The Women’s Fund of Rhode Island is one of the partners in Prosperity Together, and as it happens, my husband and I attended a very thought-provoking event they held last evening in our neighborhood, at a local nonprofit cafe and theater called Theater 82.
“Local research indicates that many features of our economy could be improved for Rhode Island women. Workplace policy, government regulations, collective action and educational attainment are all areas that can grow access and opportunity for low income women and their families,” said Kelly Nevins, Executive Director of the Women’s Fund of Rhode Island. “We are pleased to be part of this national effort to further raise awareness of those approaches.”
It’s great to have Kelly Nevins leading the way in helping Rhode Island move the needle on gender equality. (We are a state that is sadly dominated by male leadership. I cringe every time I look at my local city council and the all-male lineup, and I especially cringe when they pass ridiculous legislation about putting armed guards in all our schools.)
Prosperity Together employs a unique style of grantmaking also sometimes called participatory grantmaking, which emphasizes inclusiveness and engaging grant-recipients in the process. More on how the partnership distributes its funding:
To achieve economic security for all women, Prosperity Together partners employ a broad, inclusive approach to grantmaking. In 2017, 90% of partners supported workforce development; 81% leadership development and community mobilization; 74% financial literacy and asset building; 74% research; and 74% education.
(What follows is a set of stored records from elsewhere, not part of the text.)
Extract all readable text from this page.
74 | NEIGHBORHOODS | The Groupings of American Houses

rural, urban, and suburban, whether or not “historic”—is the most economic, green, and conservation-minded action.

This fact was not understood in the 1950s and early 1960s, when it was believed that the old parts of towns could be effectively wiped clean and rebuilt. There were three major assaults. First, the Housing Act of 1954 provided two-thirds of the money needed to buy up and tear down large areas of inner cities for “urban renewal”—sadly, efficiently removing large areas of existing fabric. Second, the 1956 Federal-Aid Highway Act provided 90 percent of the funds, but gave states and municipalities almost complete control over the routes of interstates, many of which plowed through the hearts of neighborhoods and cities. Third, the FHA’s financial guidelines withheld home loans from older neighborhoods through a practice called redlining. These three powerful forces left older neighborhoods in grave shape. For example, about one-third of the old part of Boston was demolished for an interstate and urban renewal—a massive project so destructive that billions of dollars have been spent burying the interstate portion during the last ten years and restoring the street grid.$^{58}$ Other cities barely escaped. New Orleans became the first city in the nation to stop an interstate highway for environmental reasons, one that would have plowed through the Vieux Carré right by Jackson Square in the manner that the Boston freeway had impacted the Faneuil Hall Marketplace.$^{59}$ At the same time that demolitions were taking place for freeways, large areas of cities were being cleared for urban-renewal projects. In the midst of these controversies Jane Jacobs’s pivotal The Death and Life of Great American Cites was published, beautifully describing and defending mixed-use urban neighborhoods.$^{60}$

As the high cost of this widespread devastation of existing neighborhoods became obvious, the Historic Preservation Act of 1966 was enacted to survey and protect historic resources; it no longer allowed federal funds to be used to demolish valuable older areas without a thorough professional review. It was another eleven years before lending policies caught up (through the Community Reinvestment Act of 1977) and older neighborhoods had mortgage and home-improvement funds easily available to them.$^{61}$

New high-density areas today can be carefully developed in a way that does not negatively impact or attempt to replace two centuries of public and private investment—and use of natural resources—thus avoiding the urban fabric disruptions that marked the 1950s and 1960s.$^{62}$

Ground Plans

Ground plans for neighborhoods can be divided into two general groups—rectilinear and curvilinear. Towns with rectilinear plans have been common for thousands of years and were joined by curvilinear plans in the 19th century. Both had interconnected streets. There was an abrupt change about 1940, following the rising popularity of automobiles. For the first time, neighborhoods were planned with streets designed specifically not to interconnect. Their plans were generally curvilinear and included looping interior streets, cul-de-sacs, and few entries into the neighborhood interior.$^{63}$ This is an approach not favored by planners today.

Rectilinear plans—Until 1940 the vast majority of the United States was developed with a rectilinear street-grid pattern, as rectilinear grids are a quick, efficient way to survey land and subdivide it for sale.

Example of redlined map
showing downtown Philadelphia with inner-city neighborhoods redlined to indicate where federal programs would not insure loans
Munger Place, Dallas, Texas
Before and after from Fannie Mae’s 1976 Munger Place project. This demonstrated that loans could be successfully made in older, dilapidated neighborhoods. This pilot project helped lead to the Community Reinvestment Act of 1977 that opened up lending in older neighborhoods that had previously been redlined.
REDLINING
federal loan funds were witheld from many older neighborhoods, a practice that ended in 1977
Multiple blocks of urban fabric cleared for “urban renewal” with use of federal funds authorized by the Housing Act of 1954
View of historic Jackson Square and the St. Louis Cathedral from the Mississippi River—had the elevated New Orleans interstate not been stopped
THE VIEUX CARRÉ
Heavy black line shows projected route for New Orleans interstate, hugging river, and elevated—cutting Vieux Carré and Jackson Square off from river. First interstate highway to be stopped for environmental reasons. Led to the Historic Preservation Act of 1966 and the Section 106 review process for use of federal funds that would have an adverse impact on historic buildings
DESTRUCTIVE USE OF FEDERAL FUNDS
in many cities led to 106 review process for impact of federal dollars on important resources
In 2017, Prosperity Together partners targeted their grantmaking to support programs in many areas:
Job Training: Programs that are customized to address the cultural and educational needs of low-income women to secure a higher-wage job in a stable work environment.
Two-Generation Programs: Programs that assist parents seeking education, job training, or employment while concurrently placing their children in high-quality education.
Asset Building & Financial Literacy: Programs that help women develop and keep wealth.
Childcare Access & Quality: Programs that create access for low-income women to culturally appropriate, affordable, high-quality childcare so they can be successful in the workplace and their children can have a strong academic start in life.
Research: State and national research to inform best practices and policies that increase economic security for low-income women, build awareness of community-specific issues, and mobilize support for policy change.
Policy Change: Support policy change efforts that most affect low-income women, including pay equity, paid family and medical leave, minimum wage increase, improved access to childcare, reducing predatory lending, improving access to childcare subsidies for community college students, and fair scheduling and work-week bills.
Here in Rhode Island, the Women’s Fund of RI (WFRI) is doing some amazing grantmaking and collaborating with the community. Their work has a huge impact both for women and girls and for society in general, such as their collaboration with legislators and advocates to pass the Healthy and Safe Families and Workplaces Act, which enables 45,000 low income workers to earn up to three paid sick days per year. WFRI grants about $50,000 a year, which is not nearly enough grantmaking (in my humble opinion) for such an impactful approach. That’s why they need more funding! Funders take note: Because Rhode Island is the smallest state, is a great state for lab testing new interventions for gender equality. If more funders took an interest in funding gender equality in Rhode Island, we could likely test out important policy initiatives that could then be scaled up to create social change in other states.